Abrupt blieb Aleydis vor dem offenen Tor zu ihrem Anwesen stehen. «Arnold Hürth ist hier?»
«Ja, er wartet drinnen in der Stube auf Euch. Gerlin hat ihn schon mit Wein und Wecken und weiß nicht was noch allem bedient.» Lentz nickte heftig. «Mir hat sie auch einen Wecken gegeben, aber ich darf ihn erst essen, hat sie gesagt, wenn Ihr hier seid und ich Euch Bescheid gesagt habe. Das hab ich ja jetzt, also …» Er neigte den Kopf erwartungsvoll zur Seite.
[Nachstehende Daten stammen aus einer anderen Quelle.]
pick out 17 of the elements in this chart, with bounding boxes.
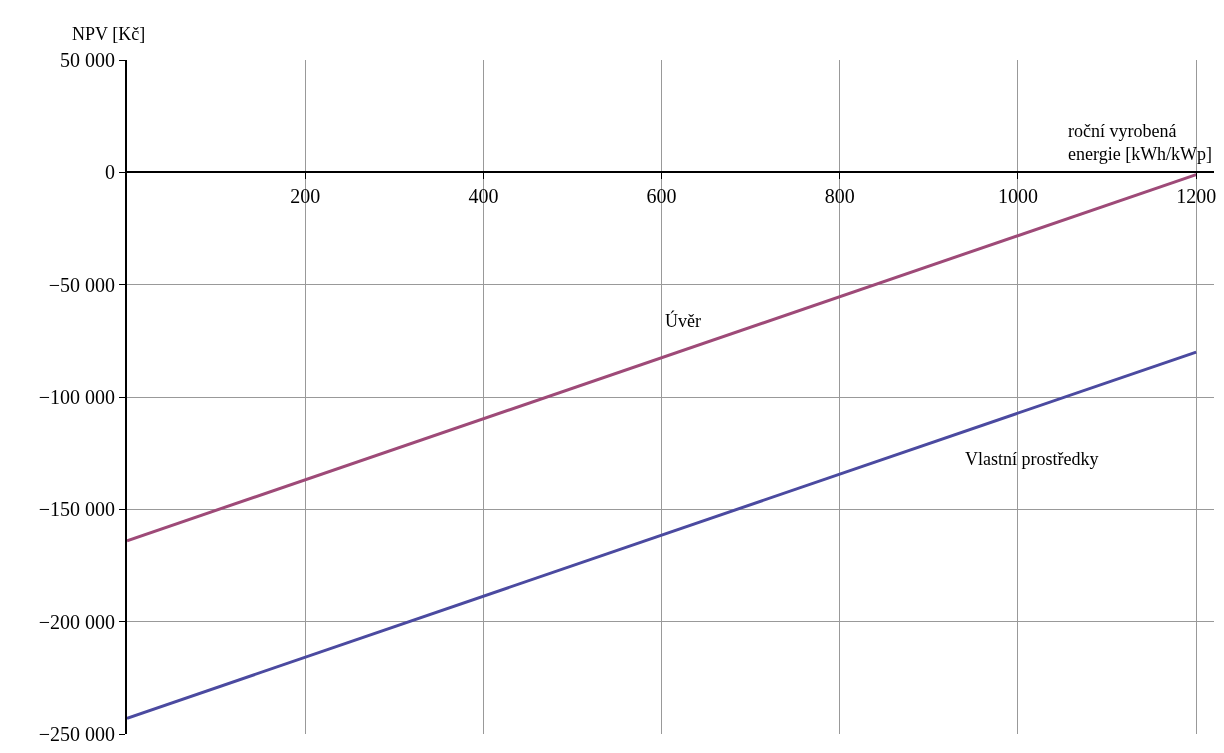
y-tick-label: 50 000 bbox=[60, 49, 115, 71]
y-tick-label: −200 000 bbox=[38, 610, 115, 633]
y-tick-label: −250 000 bbox=[38, 723, 115, 745]
series-label: Vlastní prostředky bbox=[965, 449, 1099, 469]
x-tick-label: 1200 bbox=[1176, 185, 1217, 208]
y-tick-label: −150 000 bbox=[38, 498, 115, 521]
x-tick-label: 800 bbox=[824, 185, 855, 208]
y-tick-label: 0 bbox=[105, 161, 115, 184]
x-tick-label: 400 bbox=[468, 185, 499, 208]
x-tick-label: 600 bbox=[646, 185, 677, 208]
x-tick-label: 1000 bbox=[997, 185, 1038, 208]
y-axis-title: NPV [Kč] bbox=[72, 24, 146, 44]
x-tick-label: 200 bbox=[290, 185, 321, 208]
series-label: Úvěr bbox=[665, 310, 701, 331]
x-axis-title: roční vyrobená energie [kWh/kWp] bbox=[1068, 121, 1213, 165]
y-tick-label: −100 000 bbox=[38, 386, 115, 408]
y-tick-label: −50 000 bbox=[48, 273, 115, 296]
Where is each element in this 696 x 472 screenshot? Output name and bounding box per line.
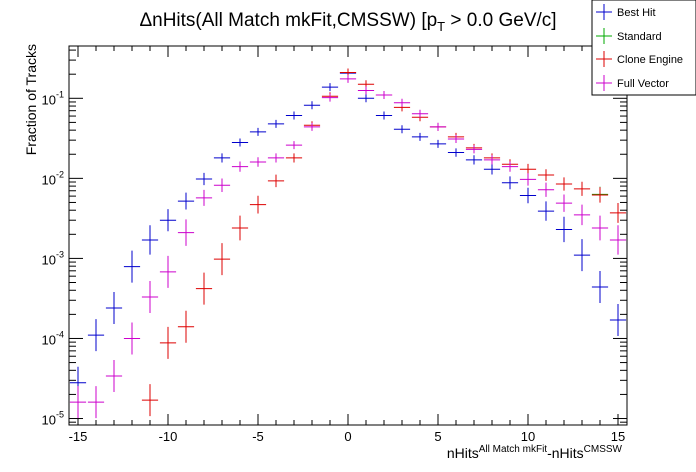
- x-tick-label: 0: [344, 429, 351, 444]
- y-tick-label: 10-4: [42, 329, 64, 347]
- y-tick-label-exponent: -3: [56, 249, 64, 259]
- chart-title-subscript: T: [437, 19, 445, 34]
- x-tick-label: 15: [611, 429, 625, 444]
- legend-label-standard: Standard: [617, 31, 662, 43]
- y-tick-label-exponent: -4: [56, 329, 64, 339]
- y-tick-label-base: 10: [42, 413, 56, 428]
- x-axis-label-main: nHits: [447, 445, 479, 461]
- legend-entry-clone-engine: Clone Engine: [596, 51, 683, 67]
- x-tick-label: 10: [521, 429, 535, 444]
- legend-entry-full-vector: Full Vector: [596, 75, 669, 91]
- x-axis-label-mid: -nHits: [547, 445, 584, 461]
- x-tick-label: -5: [252, 429, 264, 444]
- legend-label-clone-engine: Clone Engine: [617, 54, 683, 66]
- y-tick-label-exponent: -1: [56, 89, 64, 99]
- legend-entry-standard: Standard: [596, 28, 662, 44]
- legend-label-full-vector: Full Vector: [617, 78, 669, 90]
- y-tick-label-base: 10: [42, 332, 56, 347]
- y-tick-label: 10-5: [42, 410, 64, 428]
- y-tick-label-base: 10: [42, 172, 56, 187]
- y-tick-label-base: 10: [42, 252, 56, 267]
- x-axis-label-superscript-1: All Match mkFit: [479, 444, 548, 455]
- x-tick-label: -10: [159, 429, 178, 444]
- chart-title-main: ΔnHits(All Match mkFit,CMSSW) [p: [139, 10, 437, 31]
- legend-entry-best-hit: Best Hit: [596, 4, 656, 20]
- legend: Best Hit Standard Clone Engine Full Vect…: [591, 0, 696, 96]
- x-axis-label: nHitsAll Match mkFit-nHitsCMSSW: [447, 444, 623, 461]
- x-tick-label: 5: [434, 429, 441, 444]
- y-tick-label: 10-1: [42, 89, 64, 107]
- y-tick-label-exponent: -2: [56, 169, 64, 179]
- y-tick-label-base: 10: [42, 92, 56, 107]
- chart-title: ΔnHits(All Match mkFit,CMSSW) [pT > 0.0 …: [139, 10, 556, 34]
- y-tick-label-exponent: -5: [56, 410, 64, 420]
- y-tick-label: 10-3: [42, 249, 64, 267]
- legend-box: [591, 0, 696, 96]
- chart-title-tail: > 0.0 GeV/c]: [445, 10, 556, 31]
- x-axis-label-superscript-2: CMSSW: [584, 444, 623, 455]
- y-axis-label: Fraction of Tracks: [23, 44, 39, 155]
- legend-label-best-hit: Best Hit: [617, 7, 656, 19]
- x-tick-label: -15: [69, 429, 88, 444]
- y-tick-label: 10-2: [42, 169, 64, 187]
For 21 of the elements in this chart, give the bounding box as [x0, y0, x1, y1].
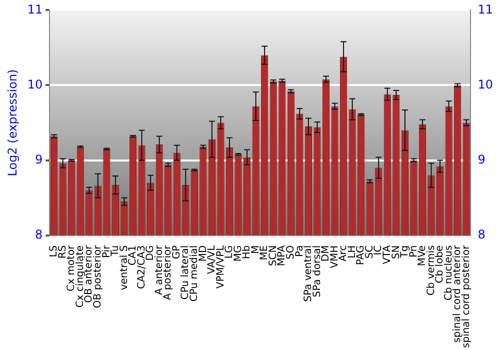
x-tick-label: Pa — [294, 245, 306, 258]
x-tick-label: spinal cord posterior — [460, 244, 472, 348]
y-tick-label: 9 — [35, 152, 43, 166]
x-tick-label: SO — [285, 245, 296, 260]
x-tick-label: Tg — [400, 245, 411, 259]
y-tick-label: 11 — [27, 2, 43, 16]
x-tick-label: OB posterior — [92, 244, 104, 308]
x-tick-label: DG — [145, 245, 156, 261]
x-tick-label: A posterior — [162, 244, 174, 300]
x-tick-label: VTA — [382, 245, 393, 264]
y2-tick-label: 10 — [478, 77, 494, 92]
x-tick-label: GP — [171, 245, 182, 260]
x-tick-label: Cb lobe — [434, 245, 446, 284]
x-tick-label: MVe — [417, 245, 428, 266]
y-tick-label: 10 — [27, 77, 43, 92]
y-tick-label: 8 — [35, 227, 43, 242]
y2-tick-label: 8 — [478, 227, 486, 242]
y2-tick-label: 9 — [478, 152, 486, 166]
y-axis-title: Log2 (expression) — [5, 69, 20, 176]
x-tick-label: RS — [57, 245, 68, 259]
y2-tick-label: 11 — [478, 2, 494, 16]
«Hau schon ab.» Sie gab dem Jungen einen leichten Klaps gegen den Arm. «Und heute Abend kümmerst du dich um die beiden Tiere, die der Knecht Fredo herbringt.»
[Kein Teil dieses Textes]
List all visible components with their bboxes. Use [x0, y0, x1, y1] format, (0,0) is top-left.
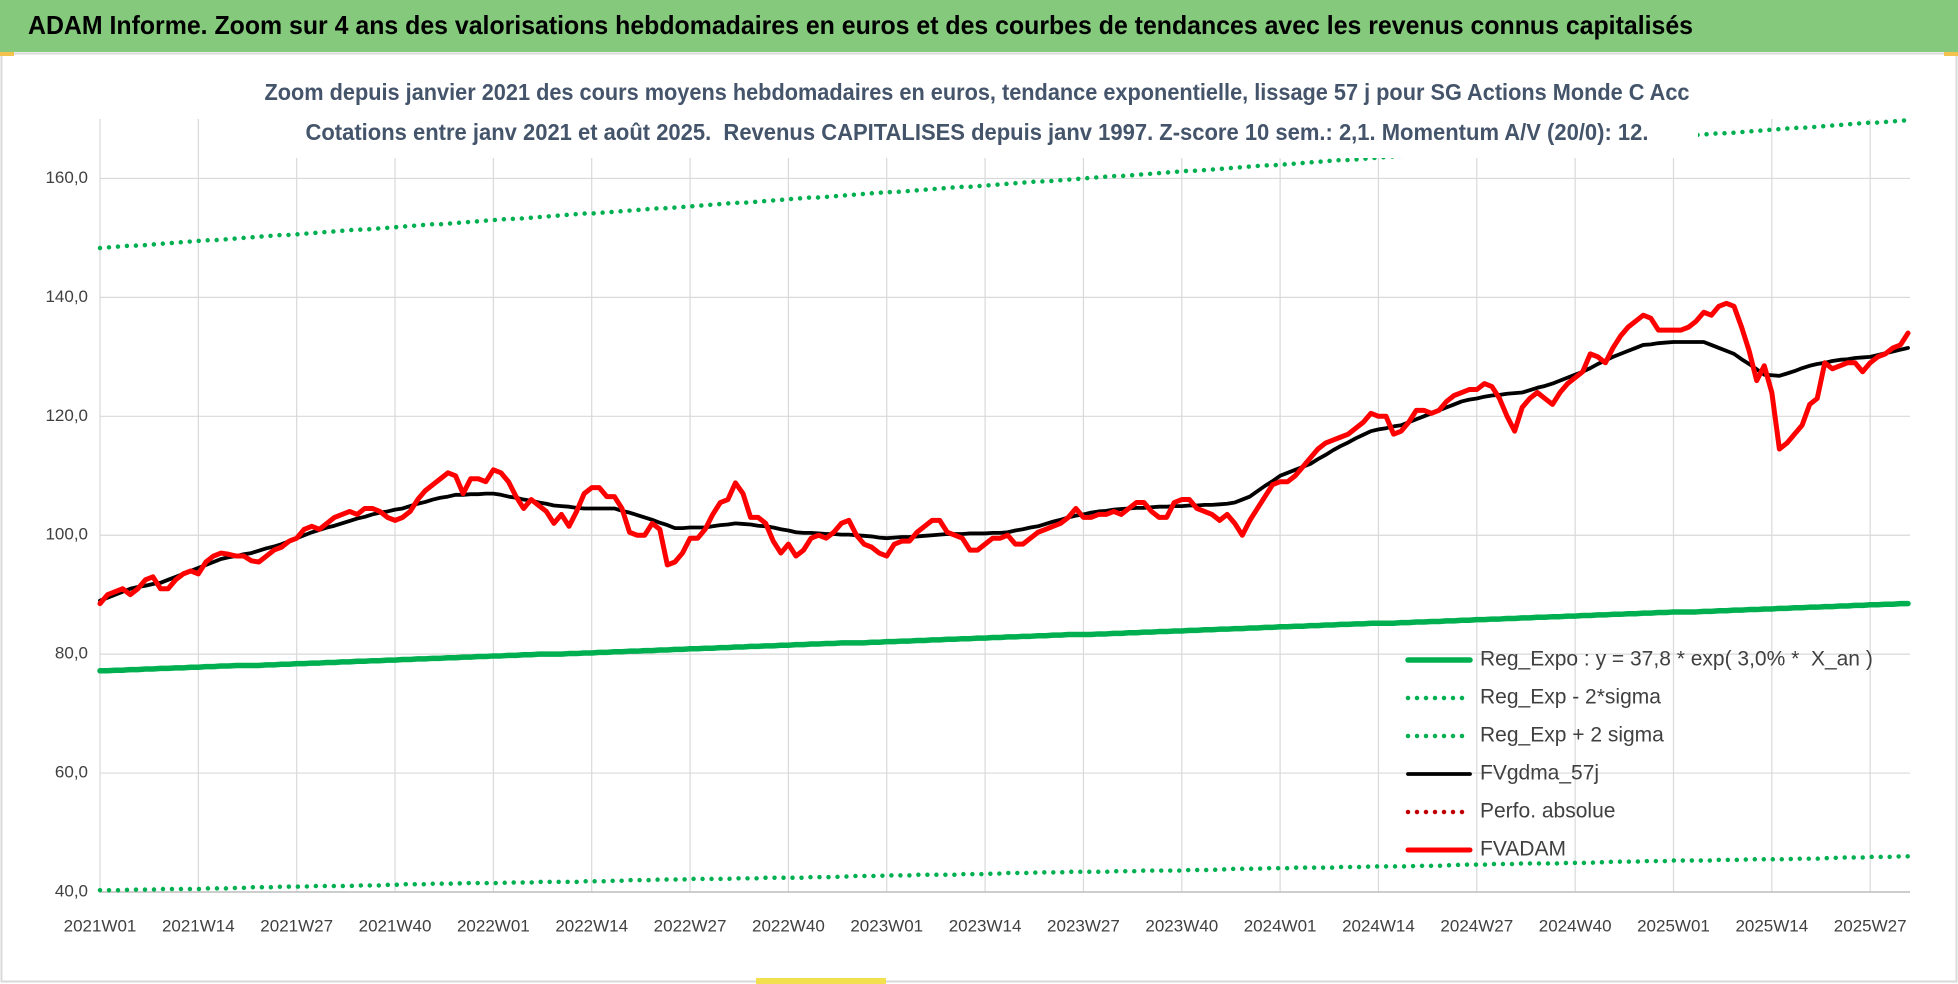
legend-label: Reg_Exp - 2*sigma: [1480, 686, 1661, 709]
x-tick-label: 2021W40: [359, 916, 432, 935]
series-line: [97, 854, 1911, 893]
x-tick-label: 2025W01: [1637, 916, 1710, 935]
x-tick-label: 2021W01: [64, 916, 137, 935]
x-tick-label: 2024W01: [1244, 916, 1317, 935]
frame-tab: [756, 978, 886, 984]
y-tick-label: 100,0: [45, 525, 88, 544]
x-tick-label: 2023W14: [949, 916, 1022, 935]
series-line: [98, 340, 1910, 603]
plot-area: [97, 117, 1911, 893]
y-tick-label: 120,0: [45, 406, 88, 425]
x-tick-label: 2023W40: [1145, 916, 1218, 935]
legend-label: FVgdma_57j: [1480, 762, 1599, 785]
y-tick-label: 160,0: [45, 168, 88, 187]
title-background: [252, 74, 1698, 158]
grid: [99, 119, 1910, 893]
chart-subtitle: Cotations entre janv 2021 et août 2025. …: [306, 119, 1649, 145]
x-tick-label: 2025W27: [1834, 916, 1907, 935]
x-tick-label: 2023W27: [1047, 916, 1120, 935]
x-tick-label: 2021W27: [260, 916, 333, 935]
chart-title: Zoom depuis janvier 2021 des cours moyen…: [265, 79, 1690, 105]
series-line: [97, 600, 1911, 674]
legend-label: Reg_Exp + 2 sigma: [1480, 724, 1664, 747]
header-bar: [0, 0, 1958, 52]
y-tick-label: 40,0: [55, 881, 88, 900]
header-title: ADAM Informe. Zoom sur 4 ans des valoris…: [28, 10, 1693, 40]
legend-label: FVADAM: [1480, 838, 1566, 861]
series-line: [97, 300, 1911, 607]
x-tick-label: 2023W01: [850, 916, 923, 935]
legend-label: Reg_Expo : y = 37,8 * exp( 3,0% * X_an ): [1480, 648, 1873, 671]
x-tick-label: 2021W14: [162, 916, 235, 935]
x-tick-label: 2024W40: [1539, 916, 1612, 935]
legend-label: Perfo. absolue: [1480, 800, 1615, 823]
x-tick-label: 2022W27: [654, 916, 727, 935]
x-tick-label: 2024W14: [1342, 916, 1415, 935]
x-tick-label: 2024W27: [1440, 916, 1513, 935]
x-tick-label: 2025W14: [1735, 916, 1808, 935]
frame-corner: [1944, 52, 1958, 56]
y-tick-label: 60,0: [55, 763, 88, 782]
y-tick-label: 140,0: [45, 287, 88, 306]
x-tick-label: 2022W01: [457, 916, 530, 935]
x-tick-label: 2022W40: [752, 916, 825, 935]
frame: [0, 52, 1958, 983]
y-tick-label: 80,0: [55, 644, 88, 663]
frame-corner: [0, 52, 14, 56]
labels: 40,0 60,0 80,0 100,0 120,0 140,0 160,0 2021W01 2…: [45, 168, 1906, 936]
x-tick-label: 2022W14: [555, 916, 628, 935]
Lentz war schon halb davongestoben, blieb aber ruckartig stehen und wirbelte herum. «Was denn für Tiere?»
«Ein Maultier und ein Pferd. Für beide muss im Stall Platz geschaffen werden.»
In die Augen des Jungen trat ein freudiges Glitzern. «Das mach ich natürlich, Frau Aleydis. Gleich wenn ich den Wecken aufgegessen habe.»
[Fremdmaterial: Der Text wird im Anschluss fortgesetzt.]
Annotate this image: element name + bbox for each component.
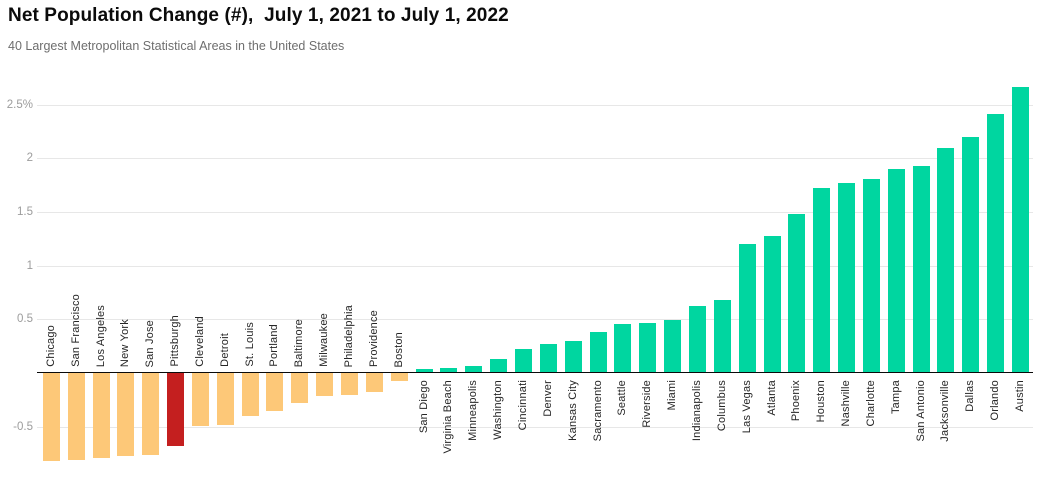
bar-sacramento [589, 332, 607, 373]
bar-portland [266, 373, 284, 411]
bar-san-francisco [67, 373, 85, 460]
bar-indianapolis [688, 306, 706, 373]
bar-houston [813, 188, 831, 373]
y-tick-label--0.5: -0.5 [13, 420, 33, 433]
gridline-1 [37, 265, 1033, 267]
x-label-new-york: New York [119, 318, 132, 367]
chart-subtitle: 40 Largest Metropolitan Statistical Area… [8, 39, 345, 53]
x-label-philadelphia: Philadelphia [343, 304, 355, 367]
x-label-milwaukee: Milwaukee [318, 313, 331, 367]
x-label-tampa: Tampa [889, 380, 902, 415]
bar-providence [365, 373, 383, 393]
x-label-portland: Portland [268, 324, 281, 367]
bar-los-angeles [92, 373, 110, 458]
x-label-orlando: Orlando [989, 380, 1002, 421]
x-label-san-jose: San Jose [144, 319, 157, 367]
x-label-dallas: Dallas [964, 380, 977, 412]
x-label-chicago: Chicago [44, 325, 57, 367]
bar-st-louis [241, 373, 259, 416]
x-label-boston: Boston [392, 331, 405, 367]
y-tick-label-1: 1 [26, 259, 33, 272]
x-label-baltimore: Baltimore [293, 318, 306, 367]
x-label-phoenix: Phoenix [790, 380, 803, 422]
gridline-2 [37, 158, 1033, 160]
gridline-2.5 [37, 104, 1033, 106]
x-label-cincinnati: Cincinnati [517, 380, 529, 431]
y-tick-label-0.5: 0.5 [17, 313, 33, 326]
x-label-indianapolis: Indianapolis [690, 380, 703, 442]
gridline-0.5 [37, 319, 1033, 321]
x-label-washington: Washington [492, 380, 505, 440]
x-label-miami: Miami [666, 380, 678, 411]
x-label-san-francisco: San Francisco [69, 294, 82, 367]
x-label-kansas-city: Kansas City [566, 380, 579, 441]
x-label-virginia-beach: Virginia Beach [442, 380, 455, 454]
x-label-sacramento: Sacramento [591, 380, 604, 442]
bar-cleveland [191, 373, 209, 426]
bar-milwaukee [316, 373, 334, 396]
bar-seattle [614, 323, 632, 373]
bar-miami [664, 320, 681, 373]
gridline--0.5 [37, 426, 1033, 428]
bar-baltimore [291, 373, 309, 404]
x-label-jacksonville: Jacksonville [939, 380, 952, 442]
bar-charlotte [862, 178, 880, 373]
bar-nashville [838, 182, 855, 373]
x-label-nashville: Nashville [840, 380, 852, 427]
x-label-detroit: Detroit [218, 333, 231, 367]
x-label-las-vegas: Las Vegas [740, 380, 753, 434]
bar-tampa [887, 168, 905, 373]
x-label-riverside: Riverside [641, 380, 654, 428]
x-label-pittsburgh: Pittsburgh [169, 315, 182, 367]
x-label-cleveland: Cleveland [193, 316, 206, 367]
bar-san-diego [415, 368, 433, 373]
bar-dallas [962, 136, 980, 373]
x-label-austin: Austin [1014, 380, 1026, 412]
x-label-charlotte: Charlotte [864, 380, 877, 427]
chart-title: Net Population Change (#), July 1, 2021 … [8, 5, 509, 26]
bar-phoenix [788, 214, 806, 373]
bar-boston [390, 373, 408, 381]
x-label-atlanta: Atlanta [765, 380, 778, 416]
zero-axis-line [37, 371, 1033, 374]
y-tick-label-2.5: 2.5% [6, 98, 33, 111]
bar-denver [539, 344, 557, 373]
x-label-minneapolis: Minneapolis [467, 380, 480, 441]
y-tick-label-2: 2 [26, 152, 33, 165]
bar-austin [1012, 87, 1029, 373]
bar-orlando [987, 114, 1005, 373]
bar-washington [490, 359, 508, 373]
x-label-seattle: Seattle [616, 380, 629, 416]
bar-san-jose [142, 373, 160, 455]
bar-new-york [117, 373, 135, 456]
bar-kansas-city [564, 340, 582, 373]
x-label-los-angeles: Los Angeles [94, 304, 107, 367]
bar-chicago [42, 373, 60, 462]
bar-las-vegas [738, 244, 756, 373]
gridline-1.5 [37, 211, 1033, 213]
bar-atlanta [763, 235, 781, 373]
bar-riverside [639, 322, 657, 373]
bar-philadelphia [341, 373, 358, 395]
x-label-providence: Providence [367, 309, 380, 367]
y-tick-label-1.5: 1.5 [17, 205, 33, 218]
x-label-denver: Denver [541, 380, 554, 417]
bar-jacksonville [937, 147, 955, 373]
bar-virginia-beach [440, 367, 458, 373]
bar-san-antonio [912, 165, 930, 373]
bar-pittsburgh [167, 373, 185, 446]
bar-columbus [713, 300, 731, 373]
bar-minneapolis [465, 365, 483, 373]
bar-detroit [216, 373, 234, 425]
x-label-columbus: Columbus [715, 380, 728, 432]
x-label-st-louis: St. Louis [243, 322, 256, 367]
x-label-san-diego: San Diego [417, 380, 430, 434]
bar-cincinnati [515, 349, 532, 373]
x-label-san-antonio: San Antonio [914, 380, 927, 442]
x-label-houston: Houston [815, 380, 828, 423]
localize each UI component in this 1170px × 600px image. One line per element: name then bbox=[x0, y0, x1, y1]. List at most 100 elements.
Sie nickte dem Jungen noch einmal kurz zu, dann drehte sie sich zu Symon um, der inzwischen den Karren in den Hof geschoben hatte. «Bring die Sachen ins Haus, aber lass Matteo schlafen. Er kann sie später selbst in seine Kammer tragen.» Einen Moment lang atmete sie tief ein und wieder aus und versuchte, sich zu sammeln. Arnold Hürth war der Bruder von Nicolais erster, vor Jahren verstorbener Frau Griselda und damit Ursels und Marleins Großonkel – und außerdem ein nicht ungefährlicher Mann. Auf das Betreiben seiner Familie hin hatte Nicolai einst angefangen, seine Schattenwelt aufzubauen, dessen war Aleydis sich inzwischen sicher. Arnold selbst besaß ebenfalls nicht unbeträchtlichen Einfluss in Köln, auch wenn er sich nach außen hin wie ein vollkommen harmloser alter Mann gab, dem lediglich eine glückliche Händlerhand zu seinem Vermögen verholfen hatte. Wenn er hier auftauchte, konnte das nichts Gutes bedeuten.
Die Begegnung hinauszuzögern, würde ihr keinen Vorteil bringen, also trat sie schließlich ins Haus und begab sich auf geradem Wege zur Wohnstube. Angenehme Wärme schlug ihr dort entgegen, weil der Raum durch einen großen Hinterladeofen von der Küche aus beheizt wurde.